Federal Appeals Court Upholds Voting Rights Victory in Pennsylvania Mail-In Ballot Case
WASHINGTON, D.C. — Today, the U.S. Court of Appeals for the Third Circuit affirmed a lower court ruling that Pennsylvania's date requirement for mail-in ballots violates the First and Fourteenth Amendments. The decision in Eakin v. Adams County Board of Elections ensures that counties cannot reject mail-in ballots solely because return envelopes are undated or incorrectly dated.
Elias Law Group represented plaintiff Bette Eakin alongside the Democratic Senatorial Campaign Committee (DSCC), the Democratic Congressional Campaign Committee (DCCC), and AFT Pennsylvania in this landmark voting rights case.
The three-judge panel ruled unanimously that Pennsylvania's date requirement imposed an unconstitutional burden on voters' rights. The court found that the requirement served no legitimate purpose in election administration, ballot security, or fraud prevention, yet resulted in thousands of legitimate ballots being discarded in recent elections.
"This ruling is a decisive victory for voting rights and democratic participation in Pennsylvania," said Uzoma Nkwonta, Partner at Elias Law Group. "The court recognized what we've long argued: that discarding otherwise valid ballots over trivial errors that have nothing to do with the voter’s eligibility is a violation of voters’ fundamental constitutional rights. We're proud to have worked alongside the DSCC and DCCC in this critical fight to protect every Pennsylvanian's right to have their vote counted."
The lawsuit, which was originally filed in 2022, challenged Pennsylvania's practice of rejecting mail-in ballots when voters failed to handwrite a date on their return envelope or wrote an incorrect date, even when the ballots were received on time and cast by eligible voters.
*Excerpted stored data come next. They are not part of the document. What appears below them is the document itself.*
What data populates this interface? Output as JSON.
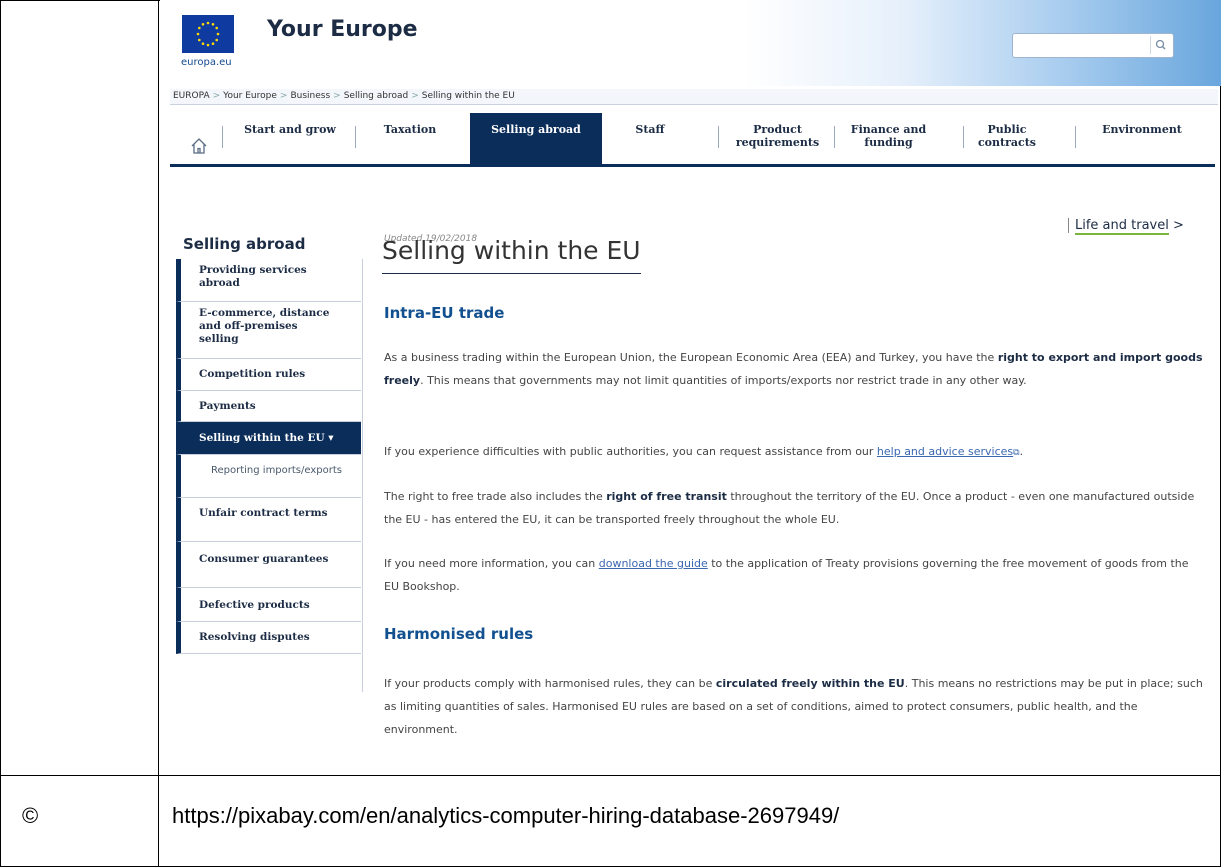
{
  "header": {
    "site_title": "Your Europe",
    "logo_caption": "europa.eu",
    "search_placeholder": ""
  },
  "breadcrumb": [
    "EUROPA",
    "Your Europe",
    "Business",
    "Selling abroad",
    "Selling within the EU"
  ],
  "nav": {
    "items": [
      {
        "label": "Start and grow"
      },
      {
        "label": "Taxation"
      },
      {
        "label": "Selling abroad",
        "active": true
      },
      {
        "label": "Staff"
      },
      {
        "label": "Product requirements"
      },
      {
        "label": "Finance and funding"
      },
      {
        "label": "Public contracts"
      },
      {
        "label": "Environment"
      }
    ]
  },
  "sidebar": {
    "title": "Selling abroad",
    "items": [
      {
        "label": "Providing services abroad"
      },
      {
        "label": "E-commerce, distance and off-premises selling"
      },
      {
        "label": "Competition rules"
      },
      {
        "label": "Payments"
      },
      {
        "label": "Selling within the EU ▾",
        "active": true
      },
      {
        "label": "Reporting imports/exports",
        "sub": true
      },
      {
        "label": "Unfair contract terms"
      },
      {
        "label": "Consumer guarantees"
      },
      {
        "label": "Defective products"
      },
      {
        "label": "Resolving disputes"
      }
    ]
  },
  "main": {
    "updated": "Updated 19/02/2018",
    "life_and_travel": "Life and travel",
    "life_and_travel_arrow": ">",
    "title": "Selling within the EU",
    "section1_heading": "Intra-EU trade",
    "p1_a": "As a business trading within the European Union, the European Economic Area (EEA) and Turkey, you have the ",
    "p1_b": "right to export and import goods freely",
    "p1_c": ". This means that governments may not limit quantities of imports/exports nor restrict trade in any other way.",
    "p2_a": "If you experience difficulties with public authorities, you can request assistance from our ",
    "p2_link": "help and advice services",
    "p2_c": ".",
    "p3_a": "The right to free trade also includes the ",
    "p3_b": "right of free transit",
    "p3_c": " throughout the territory of the EU. Once a product - even one manufactured outside the EU - has entered the EU, it can be transported freely throughout the whole EU.",
    "p4_a": "If you need more information, you can ",
    "p4_link": "download the guide",
    "p4_c": " to the application of Treaty provisions governing the free movement of goods from the EU Bookshop.",
    "section2_heading": "Harmonised rules",
    "p5_a": "If your products comply with harmonised rules, they can be ",
    "p5_b": "circulated freely within the EU",
    "p5_c": ". This means no restrictions may be put in place; such as limiting quantities of sales. Harmonised EU rules are based on a set of conditions, aimed to protect consumers, public health, and the environment."
  },
  "footer": {
    "copyright": "©",
    "source_url": "https://pixabay.com/en/analytics-computer-hiring-database-2697949/"
  },
  "colors": {
    "navy": "#0b2d5a",
    "heading_blue": "#12508f",
    "link_blue": "#3a67b0"
  }
}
The date requirement has resulted in the rejection of thousands of ballots in recent elections, including over 10,000 ballots in the 2022 General Election and approximately 4,500 ballots in the 2024 General Election. Under today's ruling, Pennsylvania counties must now count otherwise valid mail-in ballots regardless of whether the outer envelope contains a handwritten date or includes date errors.
“The ballot is a building block of our democracy. Perhaps no civic act has greater importance—or consequences—than a citizen’s casting of a ballot,” the three-judge panel wrote in their 55-page opinion.
“The date requirement does not play a role in election administration, nor does it contribute an added measure of solemnity beyond that created by a signature. And only in the exceedingly rare circumstance does it contribute to the prosecution of voter fraud. Weighing these interests against the burden on voters, we are unable to justify the Commonwealth’s practice of discarding ballots contained in return envelopes with missing or incorrect dates that has resulted in the disqualification of thousands of presumably proper ballots,” the panel concluded.